Jessica Tayenjam studied Modern Languages at Cambridge University. She speaks French and Spanish fluently and has lived and been educated in the US , UK, and France. Jessica started as a RIG intern. Today she runs RIG’s internship programme. She was interviewed by RIG Principal, Shields Russell.
SR: You run the intern programme, so let’s focus for a moment what it is like working at RIG. So tell me this: you could have had your pick of jobs, so why did you elect to work at RIG?
JT: I had the experience of working in the civil service and that was not for me: too bureaucratic, and it took too long to make a difference and make things happen.
Being a good Cambridge girl, I then had three options: banking, law, or consultancy. The first two were easy for me to rule out: 15 hour days and the general opprobrium of the world at large held little appeal, and my family is already riddled with enough lawyers.
So by the process of elimination that left consulting.
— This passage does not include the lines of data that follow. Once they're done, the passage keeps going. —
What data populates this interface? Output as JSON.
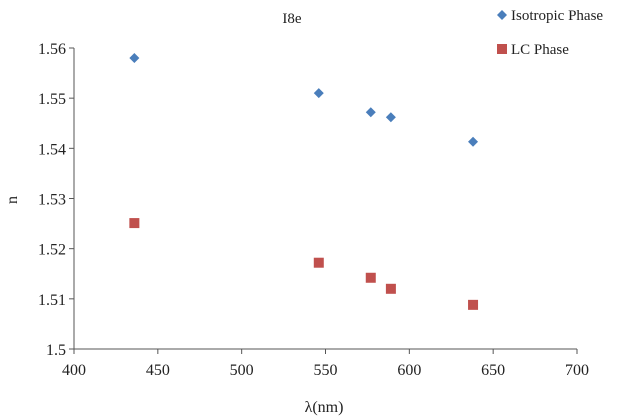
{
  "chart_data": {
    "type": "scatter",
    "title": "I8e",
    "xlabel": "λ(nm)",
    "ylabel": "n",
    "xlim": [
      400,
      700
    ],
    "ylim": [
      1.5,
      1.56
    ],
    "xticks": [
      "400",
      "450",
      "500",
      "550",
      "600",
      "650",
      "700"
    ],
    "yticks": [
      "1.5",
      "1.51",
      "1.52",
      "1.53",
      "1.54",
      "1.55",
      "1.56"
    ],
    "grid": false,
    "legend_position": "top-right",
    "series": [
      {
        "name": "Isotropic Phase",
        "marker": "diamond",
        "color": "#4a7ebb",
        "x": [
          436,
          546,
          577,
          589,
          638
        ],
        "y": [
          1.558,
          1.551,
          1.5472,
          1.5462,
          1.5413
        ]
      },
      {
        "name": "LC Phase",
        "marker": "square",
        "color": "#c0504d",
        "x": [
          436,
          546,
          577,
          589,
          638
        ],
        "y": [
          1.5251,
          1.5172,
          1.5142,
          1.512,
          1.5088
        ]
      }
    ]
  }
}
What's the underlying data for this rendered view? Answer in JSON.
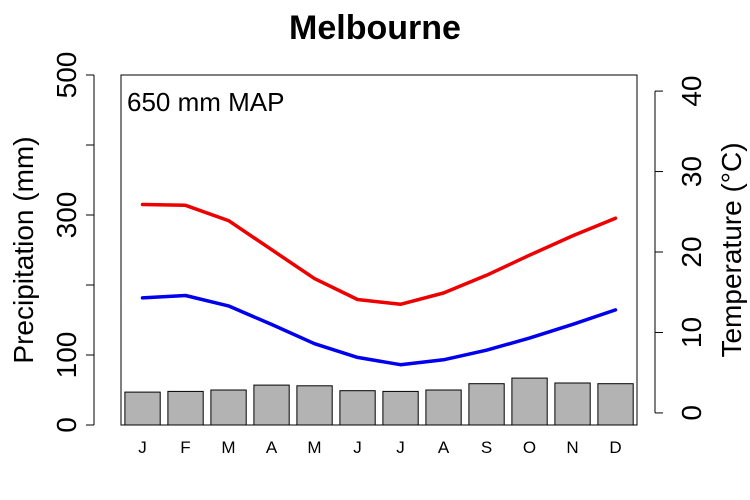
{
  "chart_data": {
    "type": "bar",
    "title": "Melbourne",
    "annotation": "650 mm MAP",
    "categories": [
      "J",
      "F",
      "M",
      "A",
      "M",
      "J",
      "J",
      "A",
      "S",
      "O",
      "N",
      "D"
    ],
    "precipitation": {
      "ylabel": "Precipitation (mm)",
      "ylim": [
        0,
        500
      ],
      "ticks": [
        0,
        100,
        300,
        500
      ],
      "values": [
        47,
        48,
        50,
        57,
        56,
        49,
        48,
        50,
        59,
        67,
        60,
        59
      ],
      "color": "#b3b3b3"
    },
    "temperature": {
      "ylabel": "Temperature (°C)",
      "ylim": [
        -1.5,
        42
      ],
      "ticks": [
        0,
        10,
        20,
        30,
        40
      ],
      "series": [
        {
          "values": [
            25.9,
            25.8,
            23.9,
            20.3,
            16.7,
            14.1,
            13.5,
            14.9,
            17.1,
            19.6,
            22.0,
            24.2
          ],
          "color": "#ee0000"
        },
        {
          "values": [
            14.3,
            14.6,
            13.3,
            11.0,
            8.6,
            6.9,
            6.0,
            6.6,
            7.8,
            9.3,
            11.0,
            12.8
          ],
          "color": "#0000ee"
        }
      ]
    },
    "grid": false
  }
}
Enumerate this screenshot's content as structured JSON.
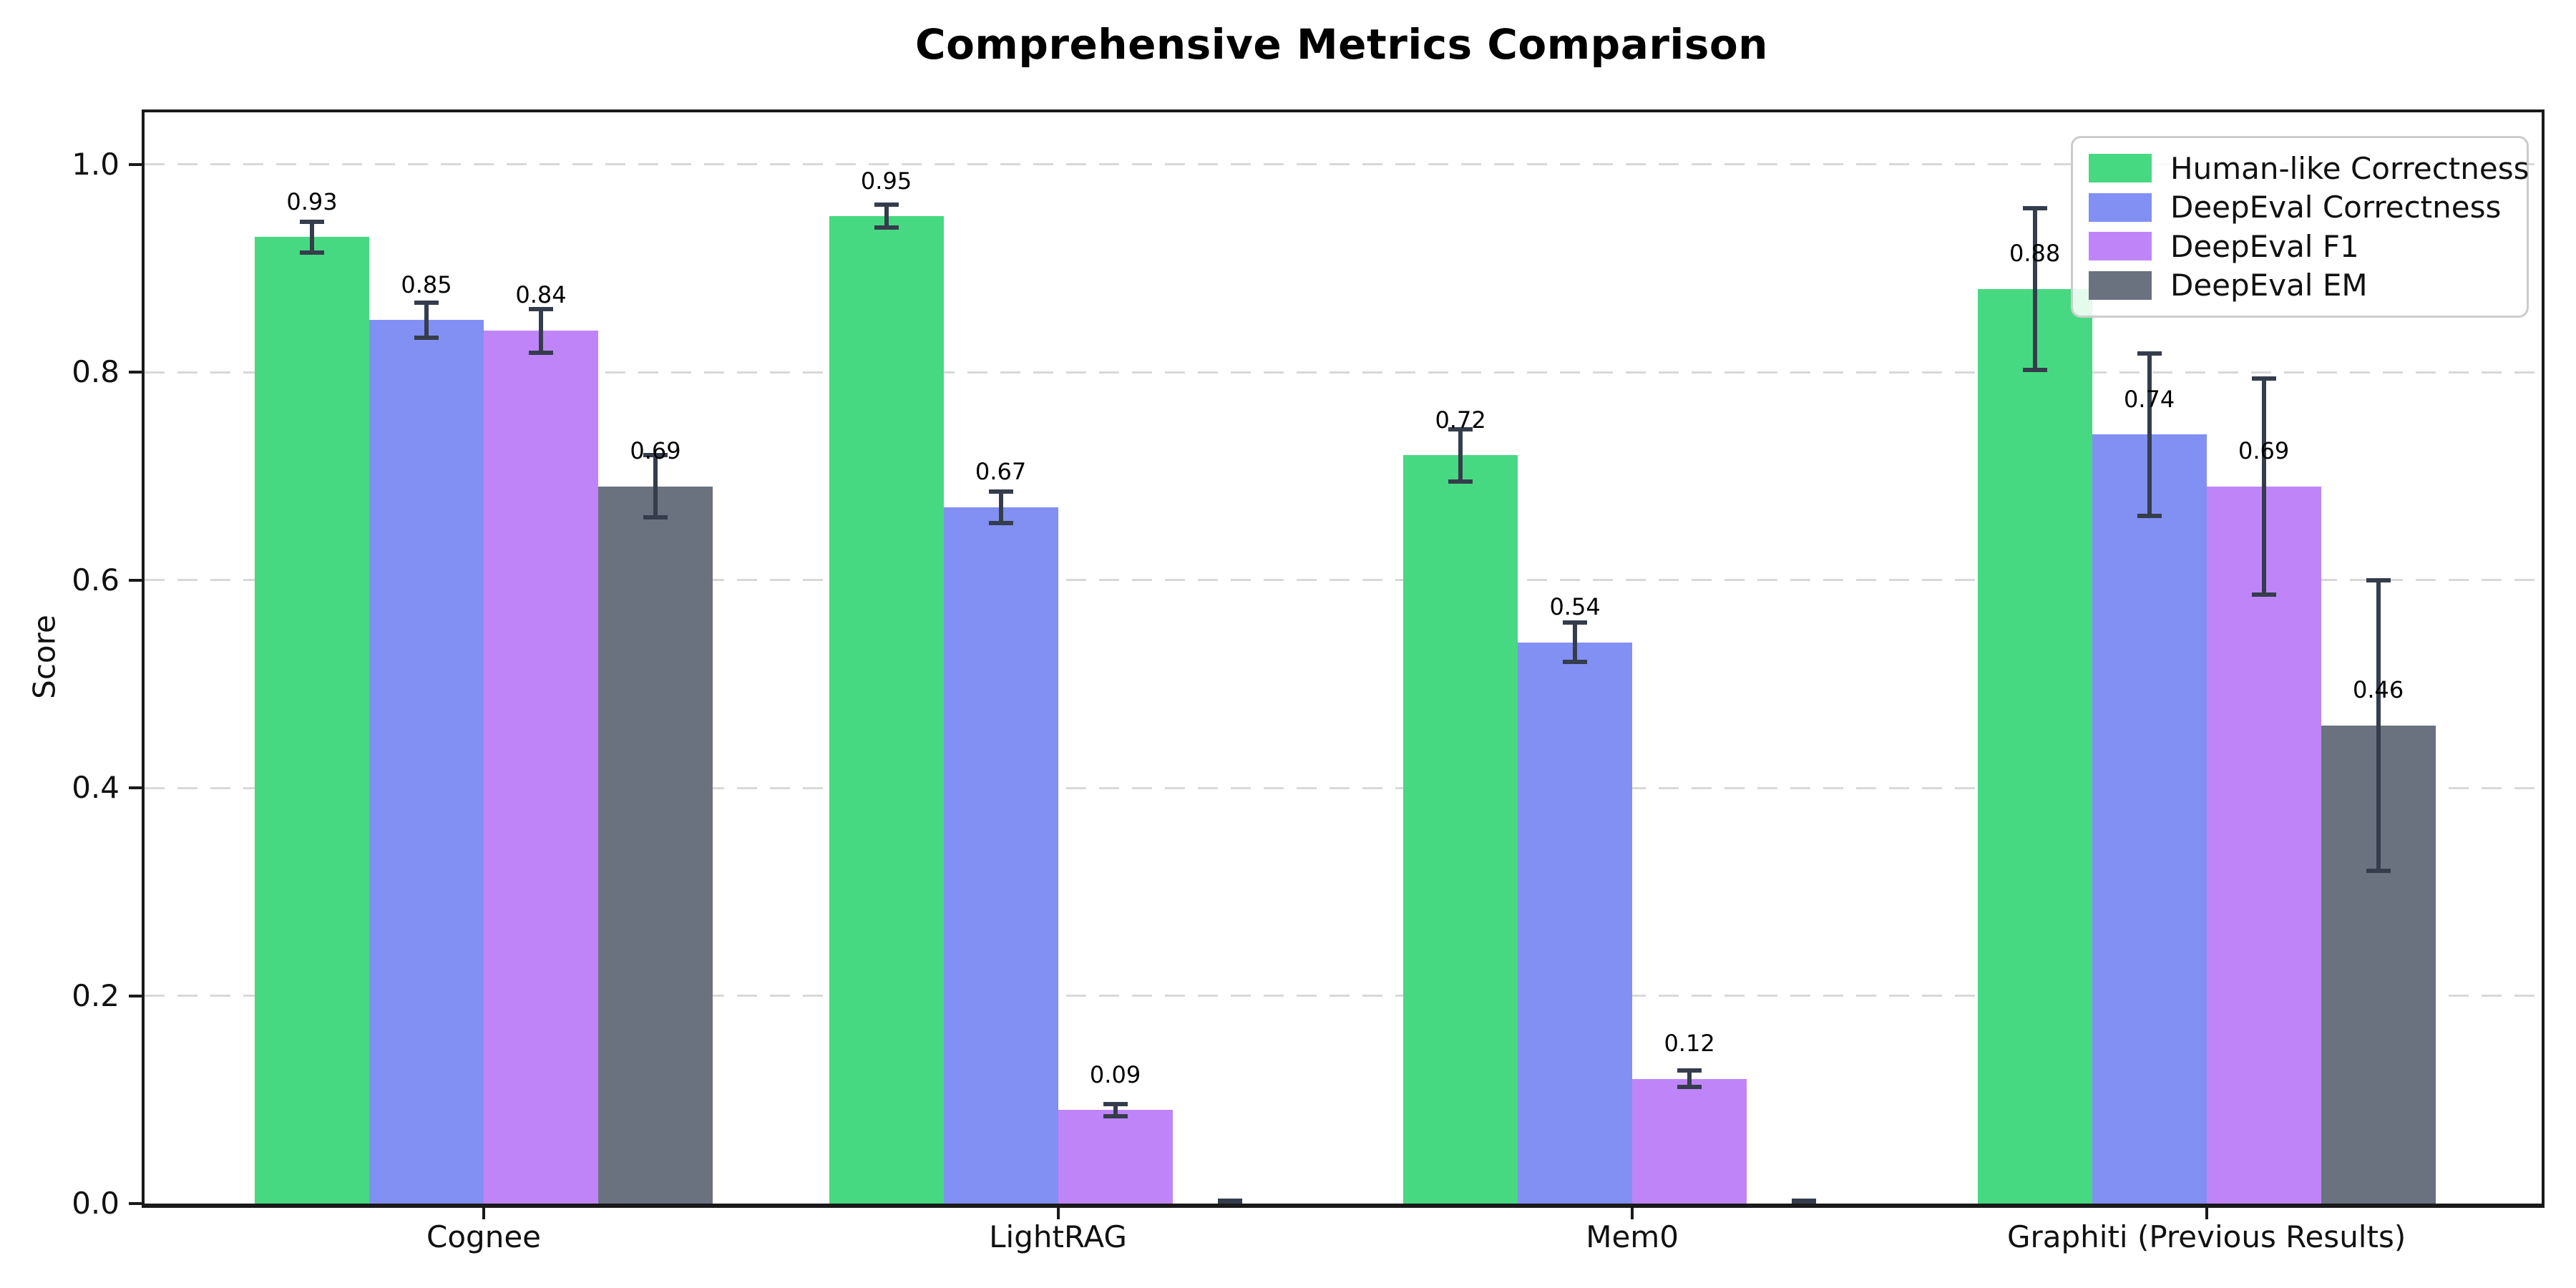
{
  "chart": {
    "title": "Comprehensive Metrics Comparison",
    "ylabel": "Score"
  },
  "chart_data": {
    "type": "bar",
    "title": "Comprehensive Metrics Comparison",
    "xlabel": "",
    "ylabel": "Score",
    "categories": [
      "Cognee",
      "LightRAG",
      "Mem0",
      "Graphiti (Previous Results)"
    ],
    "series": [
      {
        "name": "Human-like Correctness",
        "color": "#47d981",
        "values": [
          0.93,
          0.95,
          0.72,
          0.88
        ],
        "errors": [
          0.015,
          0.011,
          0.025,
          0.078
        ]
      },
      {
        "name": "DeepEval Correctness",
        "color": "#8190f2",
        "values": [
          0.85,
          0.67,
          0.54,
          0.74
        ],
        "errors": [
          0.017,
          0.015,
          0.019,
          0.078
        ]
      },
      {
        "name": "DeepEval F1",
        "color": "#bf85f8",
        "values": [
          0.84,
          0.09,
          0.12,
          0.69
        ],
        "errors": [
          0.021,
          0.006,
          0.008,
          0.104
        ]
      },
      {
        "name": "DeepEval EM",
        "color": "#6a7280",
        "values": [
          0.69,
          0.0,
          0.0,
          0.46
        ],
        "errors": [
          0.03,
          0.0,
          0.0,
          0.14
        ]
      }
    ],
    "bar_value_labels": {
      "format": "2-decimals",
      "shown_for_zero_bars": false
    },
    "ylim": [
      0,
      1.05
    ],
    "yticks": [
      0.0,
      0.2,
      0.4,
      0.6,
      0.8,
      1.0
    ],
    "grid": "horizontal-dashed",
    "legend_position": "upper right",
    "error_bar_color": "#353d4c",
    "grid_color": "#d8d8d8",
    "spine_color": "#1a1a1a"
  }
}
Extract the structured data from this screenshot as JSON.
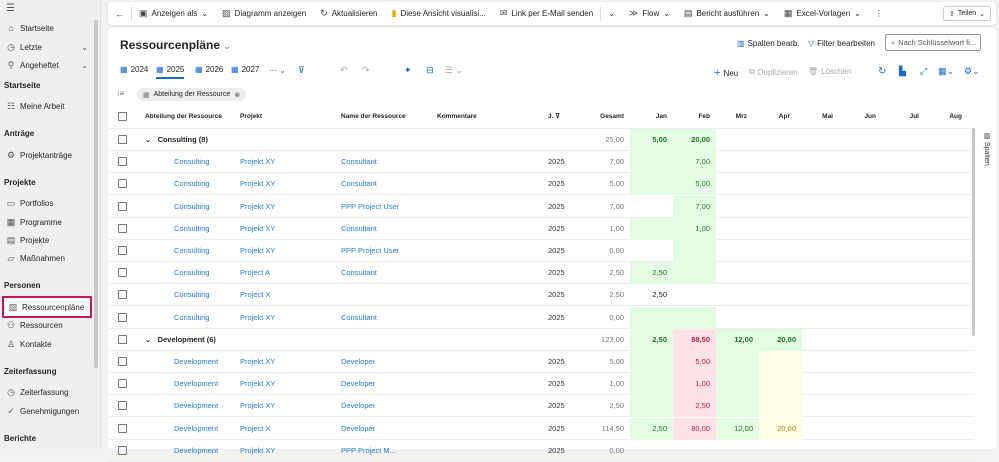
{
  "sidebar": {
    "top": [
      {
        "label": "Startseite",
        "icon": "home-icon"
      },
      {
        "label": "Letzte",
        "icon": "clock-icon",
        "chevron": true
      },
      {
        "label": "Angeheftet",
        "icon": "pin-icon",
        "chevron": true
      }
    ],
    "sections": [
      {
        "title": "Startseite",
        "items": [
          {
            "label": "Meine Arbeit",
            "icon": "tasks-icon"
          }
        ]
      },
      {
        "title": "Anträge",
        "items": [
          {
            "label": "Projektanträge",
            "icon": "gear-icon"
          }
        ]
      },
      {
        "title": "Projekte",
        "items": [
          {
            "label": "Portfolios",
            "icon": "folder-icon"
          },
          {
            "label": "Programme",
            "icon": "grid-icon"
          },
          {
            "label": "Projekte",
            "icon": "project-icon"
          },
          {
            "label": "Maßnahmen",
            "icon": "task-icon"
          }
        ]
      },
      {
        "title": "Personen",
        "items": [
          {
            "label": "Ressourcenpläne",
            "icon": "resource-plan-icon",
            "selected": true
          },
          {
            "label": "Ressourcen",
            "icon": "people-icon"
          },
          {
            "label": "Kontakte",
            "icon": "person-icon"
          }
        ]
      },
      {
        "title": "Zeiterfassung",
        "items": [
          {
            "label": "Zeiterfassung",
            "icon": "clock-icon"
          },
          {
            "label": "Genehmigungen",
            "icon": "check-circle-icon"
          }
        ]
      },
      {
        "title": "Berichte",
        "items": []
      }
    ]
  },
  "commandbar": {
    "anzeigen_als": "Anzeigen als",
    "diagramm": "Diagramm anzeigen",
    "aktualisieren": "Aktualisieren",
    "visualisieren": "Diese Ansicht visualisi...",
    "link_email": "Link per E-Mail senden",
    "flow": "Flow",
    "bericht": "Bericht ausführen",
    "excel": "Excel-Vorlagen",
    "teilen": "Teilen"
  },
  "view": {
    "title": "Ressourcenpläne",
    "spalten_bearb": "Spalten bearb.",
    "filter_bearbeiten": "Filter bearbeiten",
    "search_placeholder": "Nach Schlüsselwort fi...",
    "years": [
      "2024",
      "2025",
      "2026",
      "2027"
    ],
    "selected_year": "2025",
    "neu": "Neu",
    "duplizieren": "Duplizieren",
    "loeschen": "Löschen",
    "group_chip": "Abteilung der Ressource",
    "spalten_panel": "Spalten"
  },
  "colors": {
    "green_bg": "#e3fce3",
    "red_bg": "#fde3e5",
    "yellow_bg": "#fefee2",
    "green_text": "#1f7a1f",
    "red_text": "#b4243c",
    "orange_text": "#c07a10",
    "accent": "#2266c4"
  },
  "table": {
    "columns": [
      "Abteilung der Ressource",
      "Projekt",
      "Name der Ressource",
      "Kommentare",
      "J.",
      "Gesamt",
      "Jan",
      "Feb",
      "Mrz",
      "Apr",
      "Mai",
      "Jun",
      "Jul",
      "Aug"
    ],
    "rows": [
      {
        "group": "Consulting (8)",
        "gesamt": "25,00",
        "months": [
          [
            "5,00",
            "g",
            "tg"
          ],
          [
            "20,00",
            "g",
            "tg"
          ]
        ]
      },
      {
        "abt": "Consulting",
        "projekt": "Projekt XY",
        "name": "Consultant",
        "j": "2025",
        "gesamt": "7,00",
        "months": [
          [
            "",
            "g"
          ],
          [
            "7,00",
            "g",
            "tg"
          ]
        ]
      },
      {
        "abt": "Consulting",
        "projekt": "Projekt XY",
        "name": "Consultant",
        "j": "2025",
        "gesamt": "5,00",
        "months": [
          [
            "",
            "g"
          ],
          [
            "5,00",
            "g",
            "tg"
          ]
        ]
      },
      {
        "abt": "Consulting",
        "projekt": "Projekt XY",
        "name": "PPP Project User",
        "j": "2025",
        "gesamt": "7,00",
        "months": [
          [
            "",
            ""
          ],
          [
            "7,00",
            "g",
            "tg"
          ]
        ]
      },
      {
        "abt": "Consulting",
        "projekt": "Projekt XY",
        "name": "Consultant",
        "j": "2025",
        "gesamt": "1,00",
        "months": [
          [
            "",
            "g"
          ],
          [
            "1,00",
            "g",
            "tg"
          ]
        ]
      },
      {
        "abt": "Consulting",
        "projekt": "Projekt XY",
        "name": "PPP Project User",
        "j": "2025",
        "gesamt": "0,00",
        "months": [
          [
            "",
            ""
          ],
          [
            "",
            "g"
          ]
        ]
      },
      {
        "abt": "Consulting",
        "projekt": "Project A",
        "name": "Consultant",
        "j": "2025",
        "gesamt": "2,50",
        "months": [
          [
            "2,50",
            "g",
            "tg"
          ],
          [
            "",
            "g"
          ]
        ]
      },
      {
        "abt": "Consulting",
        "projekt": "Project X",
        "name": "",
        "j": "2025",
        "gesamt": "2,50",
        "months": [
          [
            "2,50",
            "",
            "tk"
          ]
        ]
      },
      {
        "abt": "Consulting",
        "projekt": "Projekt XY",
        "name": "Consultant",
        "j": "2025",
        "gesamt": "0,00",
        "months": [
          [
            "",
            "g"
          ],
          [
            "",
            "g"
          ]
        ]
      },
      {
        "group": "Development (6)",
        "gesamt": "123,00",
        "months": [
          [
            "2,50",
            "g",
            "tg"
          ],
          [
            "88,50",
            "r",
            "tr"
          ],
          [
            "12,00",
            "g",
            "tg"
          ],
          [
            "20,00",
            "g",
            "tg"
          ]
        ]
      },
      {
        "abt": "Development",
        "projekt": "Projekt XY",
        "name": "Developer",
        "j": "2025",
        "gesamt": "5,00",
        "months": [
          [
            "",
            "g"
          ],
          [
            "5,00",
            "r",
            "tr"
          ],
          [
            "",
            "g"
          ],
          [
            "",
            "y"
          ]
        ]
      },
      {
        "abt": "Development",
        "projekt": "Projekt XY",
        "name": "Developer",
        "j": "2025",
        "gesamt": "1,00",
        "months": [
          [
            "",
            "g"
          ],
          [
            "1,00",
            "r",
            "tr"
          ],
          [
            "",
            "g"
          ],
          [
            "",
            "y"
          ]
        ]
      },
      {
        "abt": "Development",
        "projekt": "Projekt XY",
        "name": "Developer",
        "j": "2025",
        "gesamt": "2,50",
        "months": [
          [
            "",
            "g"
          ],
          [
            "2,50",
            "r",
            "tr"
          ],
          [
            "",
            "g"
          ],
          [
            "",
            "y"
          ]
        ]
      },
      {
        "abt": "Development",
        "projekt": "Project X",
        "name": "Developer",
        "j": "2025",
        "gesamt": "114,50",
        "months": [
          [
            "2,50",
            "g",
            "tg"
          ],
          [
            "80,00",
            "r",
            "tr"
          ],
          [
            "12,00",
            "g",
            "tg"
          ],
          [
            "20,00",
            "y",
            "to"
          ]
        ]
      },
      {
        "abt": "Development",
        "projekt": "Projekt XY",
        "name": "PPP Project M...",
        "j": "2025",
        "gesamt": "0,00",
        "months": []
      }
    ]
  }
}
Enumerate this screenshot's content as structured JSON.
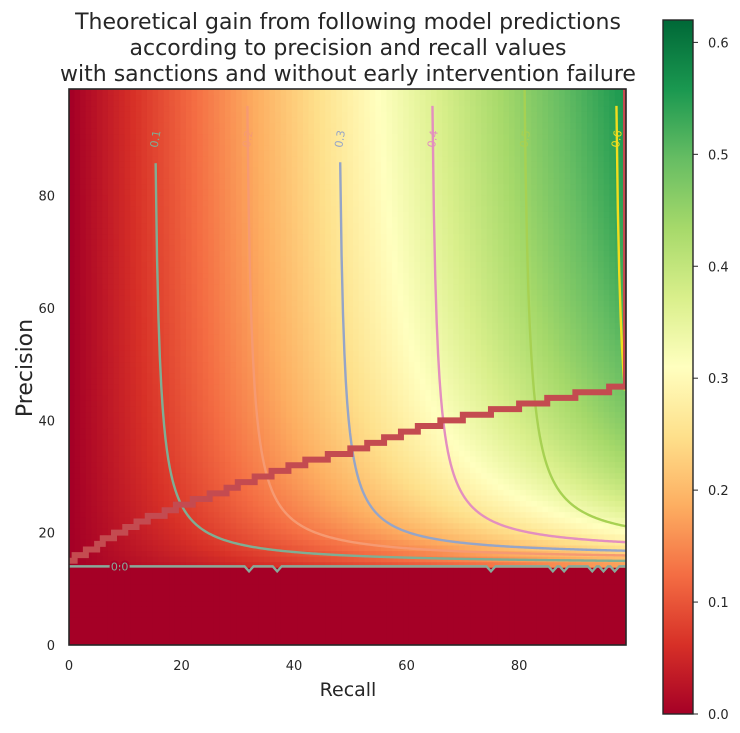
{
  "chart_data": {
    "type": "heatmap",
    "title_lines": [
      "Theoretical gain from following model predictions",
      "according to precision and recall values",
      "with sanctions and without early intervention failure"
    ],
    "xlabel": "Recall",
    "ylabel": "Precision",
    "xlim": [
      0,
      99
    ],
    "ylim": [
      0,
      99
    ],
    "x_ticks": [
      0,
      20,
      40,
      60,
      80
    ],
    "y_ticks": [
      0,
      20,
      40,
      60,
      80
    ],
    "colorbar": {
      "colormap": "RdYlGn",
      "range": [
        0,
        0.62
      ],
      "ticks": [
        0.0,
        0.1,
        0.2,
        0.3,
        0.4,
        0.5,
        0.6
      ],
      "tick_labels": [
        "0.0",
        "0.1",
        "0.2",
        "0.3",
        "0.4",
        "0.5",
        "0.6"
      ]
    },
    "zero_threshold_precision": 14,
    "contour_levels": [
      {
        "level": 0.0,
        "label": "0.0",
        "color": "#88aa9a",
        "label_recall": 9,
        "precision": 14,
        "notches": [
          32,
          37,
          75,
          86,
          88,
          93,
          95,
          97
        ]
      },
      {
        "level": 0.1,
        "label": "0.1",
        "color": "#7fae94",
        "label_recall": 15.3,
        "asymptote_recall": 14.6,
        "asymptote_precision": 14.3
      },
      {
        "level": 0.2,
        "label": "0.2",
        "color": "#f69a72",
        "label_recall": 31.7,
        "asymptote_recall": 30.9,
        "asymptote_precision": 15.0
      },
      {
        "level": 0.3,
        "label": "0.3",
        "color": "#95a5c8",
        "label_recall": 48.1,
        "asymptote_recall": 47.4,
        "asymptote_precision": 15.7
      },
      {
        "level": 0.4,
        "label": "0.4",
        "color": "#e38fbf",
        "label_recall": 64.6,
        "asymptote_recall": 63.8,
        "asymptote_precision": 16.5
      },
      {
        "level": 0.5,
        "label": "0.5",
        "color": "#a7d152",
        "label_recall": 81.0,
        "asymptote_recall": 80.1,
        "asymptote_precision": 17.4
      },
      {
        "level": 0.6,
        "label": "0.6",
        "color": "#f2dd1e",
        "label_recall": 97.3,
        "asymptote_recall": 96.5,
        "asymptote_precision": 18.3
      }
    ],
    "sanction_boundary": {
      "color": "#c44b50",
      "points": [
        [
          0,
          15
        ],
        [
          10,
          21
        ],
        [
          20,
          25
        ],
        [
          30,
          28.5
        ],
        [
          40,
          32
        ],
        [
          50,
          34.5
        ],
        [
          60,
          38
        ],
        [
          70,
          40.5
        ],
        [
          80,
          42.5
        ],
        [
          90,
          44.5
        ],
        [
          99,
          46
        ],
        [
          99,
          99
        ]
      ]
    }
  }
}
As ones does, I diligently I submitted my applications and was lucky enough to get a handful of interviews with consultancies. The bigger firms seemed largely concerned by whether a language student could do maths and with the level of my Excel skills.
RIG didn’t ask me any of those questions. They were more interested in who I was and what I could bring to the company. For that reason, I chose RIG. And, of course, it didn’t hurt that one of consultants looked like Robert Pattinson.
SR: How has what you do at RIG changed over time?
JT: Roughly speaking, my work has evolved from doing what I was asked, to getting other people – colleagues and clients – to get things done, and now to thinking about what we should do, and why, and how. We are in a continuous cycle of problem-solving and execution. I used to be a bit player – now I play the whole circuit.
SR: Does working in a small firm present special challenges?
JT: You have to get along with everyone. There is no padding. You will be held accountable and need to hold other people to account, from ‘Why haven’t you washed your mug, Shields?’ to ‘Why haven’t you delivered for your client?’
SR: There is a gender imbalance at RIG that we are trying to address. Is it an important issue for you?
JT: Yes, definitely. Diversity in all its forms – not just in terms of gender – is a strength, as it gives us a range of experiences and opinions to draw upon. This is important because we don’t want to be a firm that just thinks or acts in one way.
SR: We use interns as a low risk way of sourcing and of assessing talent and fit. As the person responsible for running the process what are you looking for in the first instance?
JT: Obviously there is a basic threshold that all serious candidates must attain: they have to be smart, they have to communicate and present themselves well in their application, and they must be diligent.
Beyond that I am looking for people who have something interesting to say in their cover letters. I seriously doubt any university student has a ‘passion’ for consulting (as many claim to). I’d rather hear about something they genuinely are passionate about, and how they can transfer the skills learned there to the work environment. I think it is important for candidates to be involved in and care about something beyond just their academics.
SR: The most important thing about one’s first job is the opportunity to learn and build competence. How does RIG go about this?
JT: It is not a backroom training exercise. You are a key team member in a live client situation. We learn most at risk. There is no one to carry you, so you have to pull your weight, but it also means your contribution has the potential to be significant.
You get the opportunity to follow your interests, but you have to play your part in creating that opportunity. For example, I have developed an interest in B2B2C companies, which I probably know more about now than anyone else in RIG, and I pursue this interest in our client acquisition and marketing activities.
But it’s not all perfect: we need to be better at growing teams and defining team roles. We are a work in progress.
SR: Finish the sentence – People who do well at RIG are…
JT: Smart, open-minded, dynamic, adaptable, and hard working.
SR: People who would not enjoy RIG are …
JT: Unopinionated, timid, and find the idea of being a self-starter a bit of stretch.
SR: What interests do you have outside of work?
JT: I play rugby, I am a compulsive cleaner and a tidy nut (organisation is me), and I love to cook and travel.
SR: Would you say any of these interests have carry over into your work?
JT: For sure – I favour people who are team players and have little time for people who are not and who are reluctant to commit. Team spirit and a positive attitude are traits I value, and I appreciate people who are also willing to step up and lead the team when needed.
SR: What is the biggest lesson you have learnt at RIG?
JT: Always get Shields to buy lunch.